Pourquoi, alors, des excuses si rapides ? Parce qu’au-delà de la joute verbale, l’enjeu stratégique est immense. Une normalisation avec Riyad réécrirait la carte régionale : corridor économique Inde-Golfe-Méditerranée, coordination sécuritaire contre l’axe pro-iranien, investissements énergétiques et technologiques. Sur le plan intérieur, elle offrirait à Israël une profondeur diplomatique et industrielle considérable, difficilement compatible avec des gestes unilatéraux en Cisjordanie. Les acteurs clés de la coalition le savent, même si leurs bases militantes poussent à « formaliser » une souveraineté en Judée-Samarie après l’épreuve de la guerre contre le Hamas.
Côté américain, le message est désormais explicite : pas d’annexion, sinon la relation stratégique se tend. Cette ligne rouge s’articule avec un agenda plus large : démantèlement durable des capacités du Hamas, reconstruction de Gaza indexée à la sécurité, relance d’une gouvernance palestinienne réformée et élargissement des Accords d’Abraham avec, en tête, l’Arabie saoudite. Dans ce cadre, chaque dérapage rhétorique — surtout lorsqu’il touche un partenaire arabe convoité — devient un risque à circonscrire rapidement.
Politiquement, l’épisode Smotrich révèle aussi une compétition d’autorité : qui fixe, in fine, la boussole de la politique étrangère d’Israël ? Les votes symboliques à la Knesset testent les limites du centre de gravité gouvernemental ; les démentis du Premier ministre et les recadrages de Washington montrent que l’arbitrage s’opère aux points de friction. L’opinion publique israélienne, quant à elle, reste partagée : une partie veut capitaliser diplomatiquement l’effort de guerre et sécuriser un alignement avec les États-Unis et les partenaires sunnites ; une autre redoute que la « fenêtre saoudienne » n’exige des concessions irréalistes sur la Cisjordanie.
Reste un fait politique têtu : sans Riyad, la stabilisation régionale restera incomplète. Et sans garde-fous américains, le processus peut dérailler. D’où l’importance d’une grammaire publique maîtrisée — y compris dans les moments de surenchère interne — et d’un agenda graduel qui rende compatibles normalisation, sécurité d’Israël et gestion responsable du dossier palestinien.
La force d’Israël ne tient pas qu’à sa puissance militaire, mais à sa capacité à bâtir des alliances durables.

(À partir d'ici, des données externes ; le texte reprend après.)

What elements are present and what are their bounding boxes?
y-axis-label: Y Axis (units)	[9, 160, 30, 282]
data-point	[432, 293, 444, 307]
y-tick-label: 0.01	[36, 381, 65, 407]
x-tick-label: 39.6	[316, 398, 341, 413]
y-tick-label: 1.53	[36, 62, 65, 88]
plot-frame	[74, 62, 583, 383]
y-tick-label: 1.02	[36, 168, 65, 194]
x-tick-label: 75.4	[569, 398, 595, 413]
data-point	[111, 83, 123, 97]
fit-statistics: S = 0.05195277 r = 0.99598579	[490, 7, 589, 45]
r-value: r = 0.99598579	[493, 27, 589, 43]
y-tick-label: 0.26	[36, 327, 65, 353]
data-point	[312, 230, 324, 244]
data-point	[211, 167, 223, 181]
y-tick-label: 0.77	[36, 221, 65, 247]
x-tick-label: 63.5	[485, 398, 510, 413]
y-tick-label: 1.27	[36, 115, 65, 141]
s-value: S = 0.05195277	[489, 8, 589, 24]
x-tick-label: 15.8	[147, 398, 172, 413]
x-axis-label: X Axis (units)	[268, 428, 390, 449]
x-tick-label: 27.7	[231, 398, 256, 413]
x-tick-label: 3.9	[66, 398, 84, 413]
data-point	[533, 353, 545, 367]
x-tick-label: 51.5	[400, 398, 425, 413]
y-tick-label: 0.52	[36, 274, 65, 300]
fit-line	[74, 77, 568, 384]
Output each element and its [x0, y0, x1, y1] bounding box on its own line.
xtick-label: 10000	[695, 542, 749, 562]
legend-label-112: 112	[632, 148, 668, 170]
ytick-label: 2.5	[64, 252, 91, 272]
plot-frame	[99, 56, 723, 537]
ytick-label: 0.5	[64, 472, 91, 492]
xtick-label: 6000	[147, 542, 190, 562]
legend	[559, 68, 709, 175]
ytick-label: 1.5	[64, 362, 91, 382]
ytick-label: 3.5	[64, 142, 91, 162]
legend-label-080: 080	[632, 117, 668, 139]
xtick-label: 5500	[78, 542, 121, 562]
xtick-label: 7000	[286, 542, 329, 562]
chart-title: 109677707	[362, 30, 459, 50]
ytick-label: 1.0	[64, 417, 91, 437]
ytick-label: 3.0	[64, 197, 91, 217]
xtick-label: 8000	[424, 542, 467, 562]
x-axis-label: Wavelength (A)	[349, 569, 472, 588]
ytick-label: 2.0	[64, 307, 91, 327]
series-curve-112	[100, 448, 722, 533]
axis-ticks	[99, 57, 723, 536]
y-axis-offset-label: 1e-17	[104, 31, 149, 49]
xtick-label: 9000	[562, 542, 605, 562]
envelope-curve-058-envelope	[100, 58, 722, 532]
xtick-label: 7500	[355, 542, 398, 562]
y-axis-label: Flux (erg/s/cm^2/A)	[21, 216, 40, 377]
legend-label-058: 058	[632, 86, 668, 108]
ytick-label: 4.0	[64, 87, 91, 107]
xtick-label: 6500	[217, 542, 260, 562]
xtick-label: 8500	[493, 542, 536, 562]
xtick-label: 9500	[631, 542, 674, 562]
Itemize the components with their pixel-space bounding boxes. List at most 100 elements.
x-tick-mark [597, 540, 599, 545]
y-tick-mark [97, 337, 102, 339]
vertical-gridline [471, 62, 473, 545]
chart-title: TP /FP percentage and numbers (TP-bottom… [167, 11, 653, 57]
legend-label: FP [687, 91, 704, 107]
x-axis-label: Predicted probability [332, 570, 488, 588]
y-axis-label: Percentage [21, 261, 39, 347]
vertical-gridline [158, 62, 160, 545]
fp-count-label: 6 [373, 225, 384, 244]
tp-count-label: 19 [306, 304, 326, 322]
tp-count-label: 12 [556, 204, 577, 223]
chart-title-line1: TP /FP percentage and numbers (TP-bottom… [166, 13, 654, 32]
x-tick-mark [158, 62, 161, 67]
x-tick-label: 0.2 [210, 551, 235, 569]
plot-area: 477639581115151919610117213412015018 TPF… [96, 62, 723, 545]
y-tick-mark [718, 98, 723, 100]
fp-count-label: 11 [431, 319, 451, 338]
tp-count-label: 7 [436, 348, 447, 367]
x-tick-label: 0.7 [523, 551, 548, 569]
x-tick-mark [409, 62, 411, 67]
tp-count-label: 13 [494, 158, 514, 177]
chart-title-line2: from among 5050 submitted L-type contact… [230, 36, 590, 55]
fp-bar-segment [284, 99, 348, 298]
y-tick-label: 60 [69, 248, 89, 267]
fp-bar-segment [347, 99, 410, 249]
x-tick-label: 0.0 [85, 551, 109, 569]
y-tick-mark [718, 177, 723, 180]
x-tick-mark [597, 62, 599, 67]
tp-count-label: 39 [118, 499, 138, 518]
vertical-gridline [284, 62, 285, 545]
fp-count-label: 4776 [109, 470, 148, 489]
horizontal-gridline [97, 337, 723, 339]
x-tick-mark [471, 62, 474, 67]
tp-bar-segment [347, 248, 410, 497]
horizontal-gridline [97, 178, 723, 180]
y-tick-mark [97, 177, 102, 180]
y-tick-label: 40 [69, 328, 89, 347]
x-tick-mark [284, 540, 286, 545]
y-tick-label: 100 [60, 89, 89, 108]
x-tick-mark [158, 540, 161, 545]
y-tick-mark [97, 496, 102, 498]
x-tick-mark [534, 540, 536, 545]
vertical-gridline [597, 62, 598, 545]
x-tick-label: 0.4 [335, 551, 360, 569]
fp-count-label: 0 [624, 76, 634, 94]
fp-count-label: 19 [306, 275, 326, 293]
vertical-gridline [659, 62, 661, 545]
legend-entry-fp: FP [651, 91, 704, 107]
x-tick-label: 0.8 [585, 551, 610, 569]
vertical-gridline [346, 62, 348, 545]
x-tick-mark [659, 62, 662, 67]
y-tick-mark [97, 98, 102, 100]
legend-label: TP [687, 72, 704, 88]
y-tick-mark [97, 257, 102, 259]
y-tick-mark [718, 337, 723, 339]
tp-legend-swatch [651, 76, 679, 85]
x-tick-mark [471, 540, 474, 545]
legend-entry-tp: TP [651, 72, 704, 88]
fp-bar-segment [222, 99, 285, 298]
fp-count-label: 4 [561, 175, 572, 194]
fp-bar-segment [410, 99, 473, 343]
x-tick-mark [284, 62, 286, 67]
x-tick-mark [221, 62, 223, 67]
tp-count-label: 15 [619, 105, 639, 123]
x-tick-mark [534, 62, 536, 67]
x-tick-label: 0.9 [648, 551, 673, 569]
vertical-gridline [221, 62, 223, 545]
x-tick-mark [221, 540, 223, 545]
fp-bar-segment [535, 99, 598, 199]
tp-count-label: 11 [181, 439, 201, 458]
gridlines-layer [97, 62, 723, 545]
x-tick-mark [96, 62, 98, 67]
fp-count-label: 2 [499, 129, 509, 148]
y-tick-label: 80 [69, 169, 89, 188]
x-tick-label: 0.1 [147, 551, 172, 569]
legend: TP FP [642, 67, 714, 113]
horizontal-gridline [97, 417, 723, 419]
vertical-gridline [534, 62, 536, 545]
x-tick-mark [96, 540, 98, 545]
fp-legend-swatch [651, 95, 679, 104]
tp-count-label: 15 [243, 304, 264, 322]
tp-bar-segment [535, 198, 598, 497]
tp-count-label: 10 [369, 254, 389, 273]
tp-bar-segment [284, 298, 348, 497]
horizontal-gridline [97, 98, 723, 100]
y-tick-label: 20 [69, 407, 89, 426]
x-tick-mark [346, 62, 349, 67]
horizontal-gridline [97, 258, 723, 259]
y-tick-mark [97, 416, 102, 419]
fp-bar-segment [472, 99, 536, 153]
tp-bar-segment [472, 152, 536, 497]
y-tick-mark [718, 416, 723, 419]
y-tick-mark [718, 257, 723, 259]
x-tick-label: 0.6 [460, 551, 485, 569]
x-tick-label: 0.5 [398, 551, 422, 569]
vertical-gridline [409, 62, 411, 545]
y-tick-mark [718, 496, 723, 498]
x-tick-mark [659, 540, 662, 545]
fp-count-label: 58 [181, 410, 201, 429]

Or une normalisation avec l’Arabie saoudite, adossée au parapluie américain, renforcerait la sécurité des Israéliens, isolerait davantage l’axe pro-iranien et ouvrirait des horizons économiques majeurs. Les excuses de Smotrich, au-delà du geste, rappellent l’essentiel : préserver l’intérêt stratégique d’Israël exige de la discipline politique et une diplomatie ambitieuse — sans renoncer à ses droits historiques ni à sa sécurité.